This First Review Under the Policy Support Instrument (PSI) for Nigeria reports that structural reforms are proceeding in line with the National Economic Empowerment and Development Strategy. The authorities’ commitments under the PSI primary objectives of the economic reform program include entrenching macroeconomic stability, strengthening public financial management, and reducing the costs of doing business. The Central Bank of Nigeria has developed plans to invest some of its international reserves in higher yield financial assets, and allow domestic banks to bid to be custodians for the investments.

Abstract

This First Review Under the Policy Support Instrument (PSI) for Nigeria reports that structural reforms are proceeding in line with the National Economic Empowerment and Development Strategy. The authorities’ commitments under the PSI primary objectives of the economic reform program include entrenching macroeconomic stability, strengthening public financial management, and reducing the costs of doing business. The Central Bank of Nigeria has developed plans to invest some of its international reserves in higher yield financial assets, and allow domestic banks to bid to be custodians for the investments.

1. This statement contains information that has become available since the staff report for the first review under the Policy Support Instrument was issued to the Board on April 3, 2006 (EBS/06/45). The thrust of the staff appraisal remains unchanged.

2. Economic developments and policy implementation have continued the trend of the last quarter of 2005 during the first months of 2006. International reserves rose to US$34 billion at end-February, while inflation stabilized at about 11 percent year-on-year. The exchange rate appreciated to 127.3 naira per U.S. dollar by early April from N129 at end-2005. Implementation of the authorities’ fiscal and monetary programs was in line with program projections.

3. Recent data show that crude oil production fell short by about 550,000 barrels per day on average in the past two months. The authorities believe that it should be possible to bring this production back onstream, and they have so far not revised their estimates of oil production in 2006.

4. In late March, the Central Bank of Nigeria (CBN) initiated a number of actions to reduce the spread between official and parallel foreign exchange markets. In particular, in recognition that the recent increase in the spread was partly due to a reduction in supply of foreign exchange to the parallel market, the CBN now allows licensed bureaux de change to buy foreign exchange in the official market to supply to retail clients. On the demand side, some steps towards easing of administrative requirements and limits on currency purchases were also introduced.
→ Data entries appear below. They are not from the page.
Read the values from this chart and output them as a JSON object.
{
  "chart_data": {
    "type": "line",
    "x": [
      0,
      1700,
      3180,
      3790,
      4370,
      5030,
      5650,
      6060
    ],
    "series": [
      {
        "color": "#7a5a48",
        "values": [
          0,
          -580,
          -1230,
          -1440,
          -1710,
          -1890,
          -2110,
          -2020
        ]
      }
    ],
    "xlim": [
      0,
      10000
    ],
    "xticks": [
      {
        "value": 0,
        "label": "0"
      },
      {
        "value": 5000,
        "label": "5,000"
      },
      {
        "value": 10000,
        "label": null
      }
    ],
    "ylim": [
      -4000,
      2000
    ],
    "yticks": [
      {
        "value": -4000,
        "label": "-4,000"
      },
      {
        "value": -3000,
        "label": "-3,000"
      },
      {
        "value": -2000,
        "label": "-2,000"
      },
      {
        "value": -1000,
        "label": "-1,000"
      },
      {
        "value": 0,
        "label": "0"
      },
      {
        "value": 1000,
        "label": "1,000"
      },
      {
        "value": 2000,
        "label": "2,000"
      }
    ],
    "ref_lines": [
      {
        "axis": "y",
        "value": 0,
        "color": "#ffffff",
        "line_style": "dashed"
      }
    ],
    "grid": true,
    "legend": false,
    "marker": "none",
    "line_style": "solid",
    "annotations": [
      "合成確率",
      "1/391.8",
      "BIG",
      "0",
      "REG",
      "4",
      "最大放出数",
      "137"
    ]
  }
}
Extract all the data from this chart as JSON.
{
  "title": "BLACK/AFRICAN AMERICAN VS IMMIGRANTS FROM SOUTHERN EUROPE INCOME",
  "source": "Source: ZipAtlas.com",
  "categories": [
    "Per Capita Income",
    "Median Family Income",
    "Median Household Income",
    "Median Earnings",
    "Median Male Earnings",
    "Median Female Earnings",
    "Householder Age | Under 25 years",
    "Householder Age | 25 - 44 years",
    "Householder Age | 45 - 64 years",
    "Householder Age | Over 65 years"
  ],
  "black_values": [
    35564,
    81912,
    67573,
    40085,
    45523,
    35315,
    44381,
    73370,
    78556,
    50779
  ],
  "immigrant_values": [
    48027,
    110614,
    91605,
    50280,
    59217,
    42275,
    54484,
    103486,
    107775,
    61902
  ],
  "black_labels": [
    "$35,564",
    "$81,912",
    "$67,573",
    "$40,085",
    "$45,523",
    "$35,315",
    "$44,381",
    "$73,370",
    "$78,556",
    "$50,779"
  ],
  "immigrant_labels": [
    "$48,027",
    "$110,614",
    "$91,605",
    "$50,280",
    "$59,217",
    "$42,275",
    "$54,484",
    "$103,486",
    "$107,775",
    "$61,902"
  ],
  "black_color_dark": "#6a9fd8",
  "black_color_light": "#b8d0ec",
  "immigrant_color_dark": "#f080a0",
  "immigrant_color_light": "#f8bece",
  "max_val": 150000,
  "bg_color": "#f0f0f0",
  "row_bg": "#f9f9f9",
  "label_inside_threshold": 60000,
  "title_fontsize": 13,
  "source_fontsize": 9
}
5. To underscore its commitment to more market-based implementation of its monetary program, the CBN has converted at market interest rates the December 2005 placement of freed bank reserves into treasury bonds. Following an agreement with the Minister of Finance, the CBN used 91-day treasury bills at 6 percent to buy back the bonds.

6. The final Nigeria EITI audit report for 1999-2004 was published on April 10, 2006, in compliance with an end-June 2006 structural assessment criterion under the PSI. The report shows discrepancies between payments reported by international oil companies and receipts reported by the government, describes weaknesses in accounting and data management, and suggests that the government and oil companies continue their efforts to reconcile mutual accounts.

7. The last three outstanding bilateral agreements with Paris Club creditors (Austria, Denmark, and Russia) have been signed. Nigeria therefore stands ready to conclude the debt buy back operation agreed with its Paris Club creditors in October 2005.

8. The 2007 budget formulation process has begun with the issuance of guidelines for the preparation of medium-term sector strategies (MTSS) in late March. These guidelines extend the coverage of MTSS to line ministries representing about 80 percent of total line ministries’ outlays.